Rencana itu hampir berhasil. Namun, Rapunzel yang polos melakukan kesalahan fatal. Suatu hari saat Gothel memanjat naik, Rapunzel tanpa sadar bertanya:
“Ibu Gothel, kenapa ya Ibu jauh lebih berat saat ditarik dibandingkan Pangeran yang datang sekejap mata?”
Rahasia pun terbongkar, dan Gothel murka luar biasa. Dalam kemarahannya, Gothel mengambil gunting dan memotong rambut panjang Rapunzel yang indah. Kemudian, Gothel membuang Rapunzel ke padang pasir yang tandus untuk hidup menderita.
Malam harinya, Gothel menunggu di menara.

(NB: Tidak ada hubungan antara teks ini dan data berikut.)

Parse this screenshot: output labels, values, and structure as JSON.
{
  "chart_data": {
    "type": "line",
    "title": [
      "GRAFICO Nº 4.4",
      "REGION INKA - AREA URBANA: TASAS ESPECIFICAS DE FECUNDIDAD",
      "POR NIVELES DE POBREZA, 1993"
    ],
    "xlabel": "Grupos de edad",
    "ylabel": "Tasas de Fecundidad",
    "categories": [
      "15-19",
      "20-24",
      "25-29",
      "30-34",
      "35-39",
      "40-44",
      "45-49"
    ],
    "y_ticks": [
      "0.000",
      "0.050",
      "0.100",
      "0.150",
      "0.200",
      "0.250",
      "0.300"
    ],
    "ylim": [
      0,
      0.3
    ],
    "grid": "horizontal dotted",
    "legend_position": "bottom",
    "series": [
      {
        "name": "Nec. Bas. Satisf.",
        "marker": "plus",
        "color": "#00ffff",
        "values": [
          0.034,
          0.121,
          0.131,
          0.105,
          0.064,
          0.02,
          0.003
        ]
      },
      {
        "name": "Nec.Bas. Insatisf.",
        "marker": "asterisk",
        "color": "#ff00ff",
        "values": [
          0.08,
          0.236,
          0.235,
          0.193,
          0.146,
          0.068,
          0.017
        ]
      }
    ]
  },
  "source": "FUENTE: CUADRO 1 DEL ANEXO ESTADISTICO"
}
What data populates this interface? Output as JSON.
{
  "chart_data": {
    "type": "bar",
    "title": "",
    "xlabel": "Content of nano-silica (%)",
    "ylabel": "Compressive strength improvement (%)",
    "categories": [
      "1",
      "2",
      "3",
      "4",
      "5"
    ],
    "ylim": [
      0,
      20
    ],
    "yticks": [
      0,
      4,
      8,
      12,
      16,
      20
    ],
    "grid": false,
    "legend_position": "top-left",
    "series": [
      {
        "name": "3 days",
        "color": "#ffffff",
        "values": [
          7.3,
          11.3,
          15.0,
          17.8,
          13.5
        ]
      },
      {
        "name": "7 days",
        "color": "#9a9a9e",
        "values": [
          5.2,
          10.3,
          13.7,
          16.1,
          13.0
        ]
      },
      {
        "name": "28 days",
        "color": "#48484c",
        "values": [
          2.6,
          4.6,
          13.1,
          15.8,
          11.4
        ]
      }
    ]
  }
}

Saat Pangeran datang dan memanggil, Gothel menjatuhkan potongan rambut Rapunzel. Pangeran memanjat naik dengan semangat, tapi betapa terkejutnya ia saat yang ditemui bukan kekasihnya melainkan penyihir bermata nyalang.
Pangeran yang patah hati melompat dari menara untuk melarikan diri. Ia berhasil selamat, namun duri-duri di bawah menara menusuk kedua matanya. Pangeran pun akhirnya menjadi buta. Pangeran mengembara di hutan selama bertahun-tahun, memakan akar dan buah beri, sambil meratapi kehilangan kekasihnya. Takdir pun akhirnya membawanya ke padang pasir tempat Rapunzel tinggal.
Suatu hari, ia mendengar suara nyanyian yang sangat ia kenal dan berjalan tertatih-tatih menuju suara itu. Rapunzel melihatnya, langsung mengenalinya, dan memeluk lehernya sambil menangis.
Dua butir air mata Rapunzel jatuh ke mata Pangeran yang buta. Keajaiban pun terjadi, air mata tulus itu menyembuhkan mata sang Pangeran. Kini ia dapat melihat lagi seperti dulu.
Kemudian Pangeran pun membawa Rapunzel pulang ke kerajaannya, kehadiran mereka disambut dengan sukacita oleh seluruh penduduk kerajaan. Akhirnya mereka pun menikah, dan hidup bahagia selamanya bebas dari bayang-bayang menara.